A Different Kind of Predator
One new allegation Exotic tosses at Lowe is being a predator of vulnerable young women who came to the zoo. The first season exposed harsh working conditions, but in this case it was sexual in nature. Former G.W. Zoo employees also spoke about this, including the “code 69” calls that would come over the radios whenever a pretty woman or “bait” would walk onto the ground. Lowe and his wife Lauren did not deny this, instead consenting to be filmed suggestively cozied up on a couch with another woman as well as getting into bed with her. Lowe also riffed on drugs molly and ecstasy, although it is hard to know what specifically prompted that line of discussion.
The Next Tiger King?
Tim Stark, formerly of Wildlife in Need, takes the spotlight in the last two episodes of the season, with cameras following the September 2020 court order for him to leave his property and turn over his animals. He later was accused of hiding animals, held in contempt of court and eventually also ordered to pay more than $750,000 to PETA in legal fees. His insistence that he has been targeted the way Exotic says he has been set up — and the timing of his story at the end of the doc — almost makes it feel like the filmmakers are testing the waters to see if there’s enough interest in Stark to come back with a deeper dive on him in a third installment. Then again, there is certainly still more unfolding with Lowe and Exotic, who are reportedly teaming up again, despite the feud portrayed in this series.

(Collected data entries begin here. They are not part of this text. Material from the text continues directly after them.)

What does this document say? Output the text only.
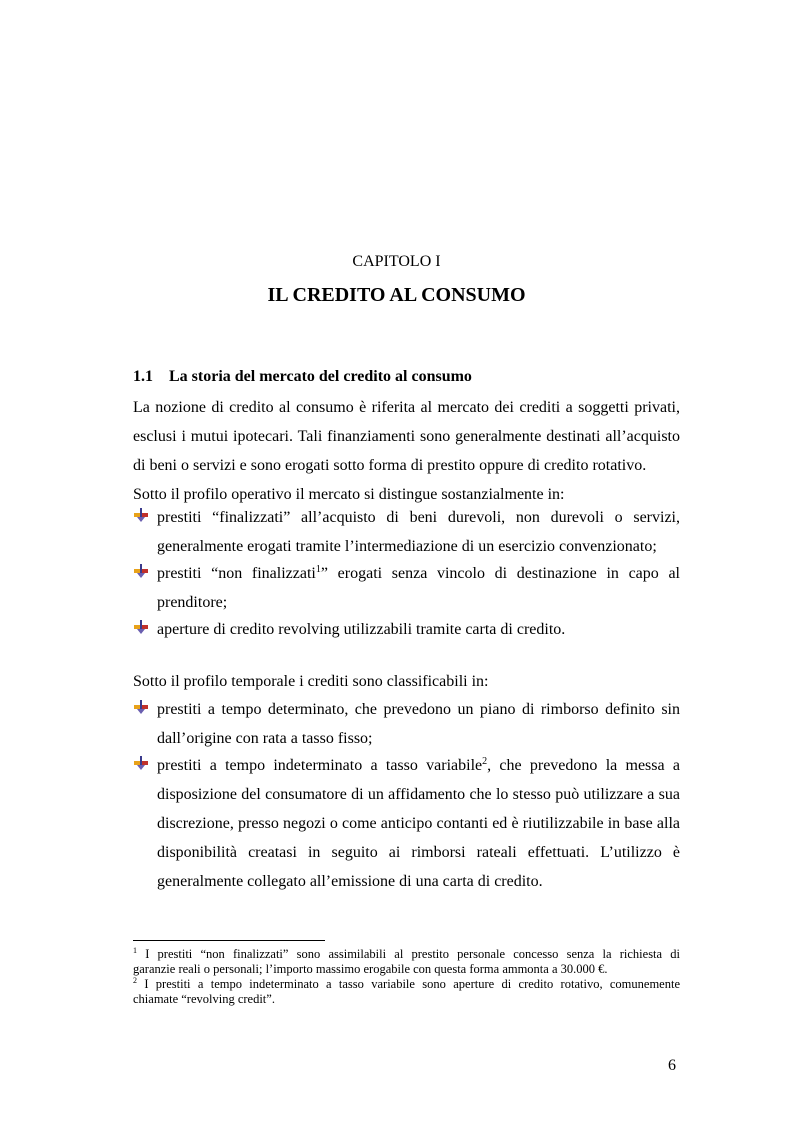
CAPITOLO I
IL CREDITO AL CONSUMO
1.1 La storia del mercato del credito al consumo
La nozione di credito al consumo è riferita al mercato dei crediti a soggetti privati,
esclusi i mutui ipotecari. Tali finanziamenti sono generalmente destinati all’acquisto
di beni o servizi e sono erogati sotto forma di prestito oppure di credito rotativo.
Sotto il profilo operativo il mercato si distingue sostanzialmente in:
prestiti “finalizzati” all’acquisto di beni durevoli, non durevoli o servizi,
generalmente erogati tramite l’intermediazione di un esercizio convenzionato;
prestiti “non finalizzati$^1$” erogati senza vincolo di destinazione in capo al
prenditore;
aperture di credito revolving utilizzabili tramite carta di credito.
Sotto il profilo temporale i crediti sono classificabili in:
prestiti a tempo determinato, che prevedono un piano di rimborso definito sin
dall’origine con rata a tasso fisso;
prestiti a tempo indeterminato a tasso variabile$^2$, che prevedono la messa a
disposizione del consumatore di un affidamento che lo stesso può utilizzare a sua
discrezione, presso negozi o come anticipo contanti ed è riutilizzabile in base alla
disponibilità creatasi in seguito ai rimborsi rateali effettuati. L’utilizzo è
generalmente collegato all’emissione di una carta di credito.
$^1$ I prestiti “non finalizzati” sono assimilabili al prestito personale concesso senza la richiesta di
garanzie reali o personali; l’importo massimo erogabile con questa forma ammonta a 30.000 €.
$^2$ I prestiti a tempo indeterminato a tasso variabile sono aperture di credito rotativo, comunemente
chiamate “revolving credit”.
6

The Cats Still Get the Short End of the Stick
Some new animal allegations are thrown around, primarily against Lewis, who is said to have been importing big cats into the United States from Costa Rica. Stark is also discussed as part of a pattern of “wildlife exploitation,” as Brittany Peet from PETA puts it in the series. Meanwhile, Exotic laments his new prison life is akin to his former cats being kept in cages. But the docuseries itself pivots so far away from the animals that hearing of the health problems they experience from being declawed in these zoos is presented as an aside to a story about greed and egos in the zoos. Those who follow the news know Baskin bought and sold Exotic’s former zoo, banning the new owners from doing anything related to “Tiger King” with it. Lowe and his wife went the opposite route and capitalized on the success of the series by installing a giant “TK” display on their land; they also had dozens of big cats taken from their property by the fish and wildlife service. The animals are and always have been the real victims here, but they are the ones still without the major platform.